Humdrum Conundrum: Does or does it not make sense to insist that how each
person sees things depends entirely on that persons unique time, place, and
subjective judgement? on their cultural background?
I would like to point
out that this paper is written assuming there is an absolute reality...and there
is actually a table sitting there, and it is not just a figment of our
imagination, as it were. Pardon the assumption, I have to have somewhere to work
from.
“Did You Just See That?”
I believe it makes perfect sense to
insist how someone sees something depends entirely on his or her point of view.
A great modern philosopher, Bertrand Russell’s, idea of appearance and reality
explains that perception of a table and its distribution of colors, shape, and
sense, vary with each point of view. Commenting on the distribution of
color, Russell states that, "It follows that if several people are looking
at the table at the same moment, no two of them will see exactly the same
distribution of colors, because no two can see it from exactly the same point of
view, and any change in the point of view makes some change in the way the light
is reflected." What one person sees the table as green, one might see as red at
another viewpoint. And what might seem to have color is actually colorless in
the dark. What one might perceive as being rectangle, may look oval in another
view. What may sense the table to be hard by a touch of the fingertips may be
soft by the touch of the cheek. Determining hardness of the table depends on
pressure applied and judge of the sensation. No assumptions can be absolutely
true because
there is no determining factor in choosing the right angle to
look at or sense the table. There are no determining factors in which angle or
measurement is better to judge than the other in sense of color, shape, and feel
of an object. So, depending on an individual’s point of reference, or point of
view, will alter their sense of perception of any object, thing, or mass. It is
the same idea with a photograph. Depending on the lighting, time of day, and
position the picture was taken from, a table can be made to look like any number
of things. If it is night, the table may look like a darker lump against a dark
backdrop. It is still a table, but it is perceived differently.
To use
another example, think of sitting, relaxing on a nice sandy beach with a few
friends of choice. As you sit in your cabana chairs, sippin’ a brew, you calmly
note that there seems to be a large, dark spot above the water, and it seems to
be emitting a few reddish flashes every now and again. From the information just
perceived while sitting there in the cabana, you come to a conclusion that that
dark spot is the very tip of a storm cloud moving towards you. You shout down to
your companions, who are playing frisbee about 50 feet away, more or less,
telling them to observe the spot for themselves, thinking that once they see it,
they will agree, and all doubt will be removed as to its identity. Now, suppose
that one of your chums is from the lovely island nation of Japan. He heed your
call, looks up at the spot, and proceeds to run from the beach, heedless of
fences and seawalls, screaming something crazy about Godzilla is coming.
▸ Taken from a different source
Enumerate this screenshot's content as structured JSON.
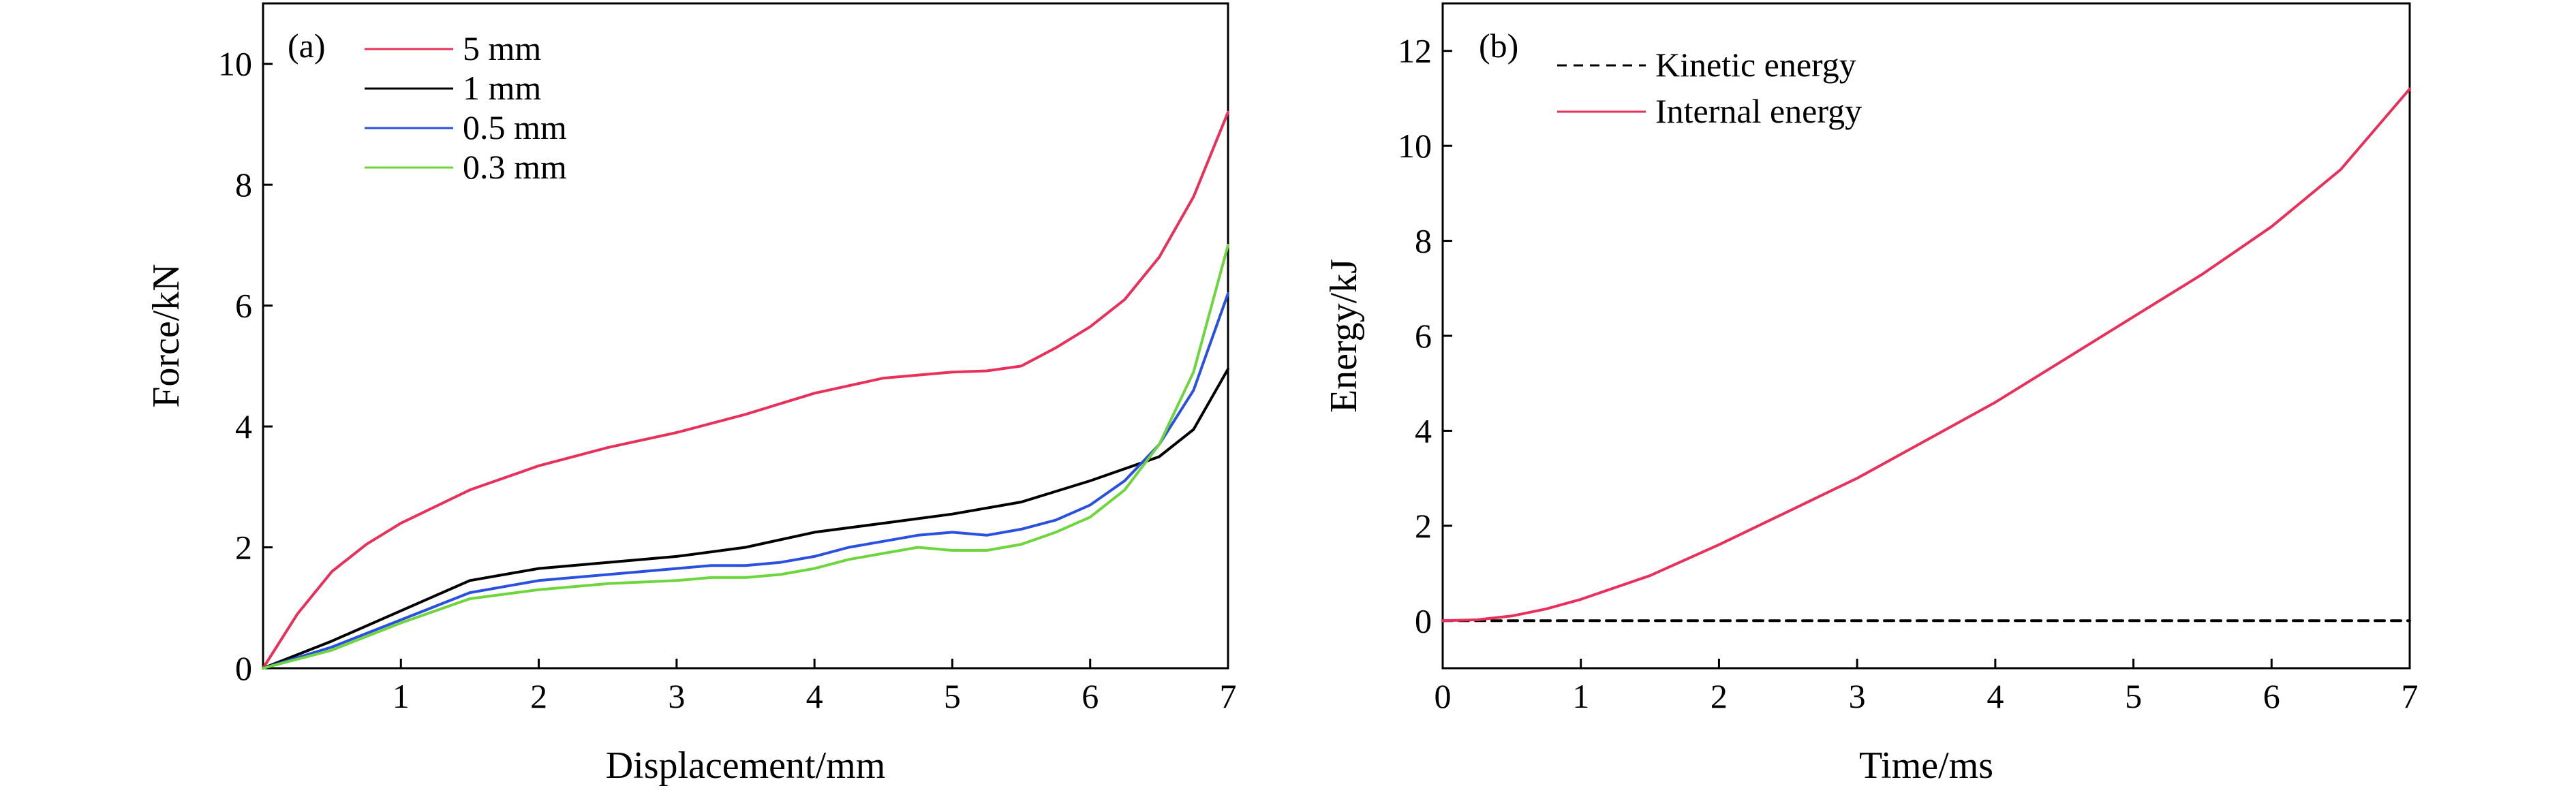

Obviously, your buddy perceived something other than a storm cloud out in the
distance; Rather, it seems that he took in the sensory information, and into his
perception jumped in an item from his cultural background: a large firebreathing
lizard that comes from the sea to either destroy or protect Tokyo. From 50 feet
away on the hot sand, his perception was altered. But more importantly, it shows
how cultural background can influence perception. There is another example, even
more make-believe than the first. In the Disney movie “The Little Mermaid”, the
main characters of the story most decidedly live in an entirely different
culture...that is to say, Under the Sea (bad pun, I apologize). One day, after
she has finished gathering strange objects originating from the land above the
sea, Ariel takes them to her seagull friend Scuttle, thinking he might know
something about the objects. But, since both Scuttle and Ariel are not a part of
that culture, they can only speculate that a fork is in fact NOT a dinglehopper,
and is used for eating, not grooming oneself. If someone presented us with a
fork, we would make an observation, and quickly draw from our minds the identity
of a fork. There would be no reasonable objection to that conclusion, for we
have experienced forks in the past. But since our two animated friends had never
been exposed to a fork before, they were forced to draw conclusions from their
entirely different point of view. That situation is a wonderful example of how
culture can directly influence someone’s perception.
Perception is tricky:
no two perceptions by one person will be alike. If there IS an absolute reality,
then an object is an object is an object, and will always be that object, no
matter what the point of view it is being observed from. Even if you are
cowering underneath it, your desk still is a desk, even though you can only see
the underside of it. And if I am standing on top of it, screaming and shouting
and waving a chainsaw like some crazy person, assuming I am still seeing things
“normally”, I am still seeing the desk, even though it is the top of it. George
Lucas really knew what he was talking about when he had the great Obi-Wan Kenobi
say: “Everything is true, from a certain point of view.”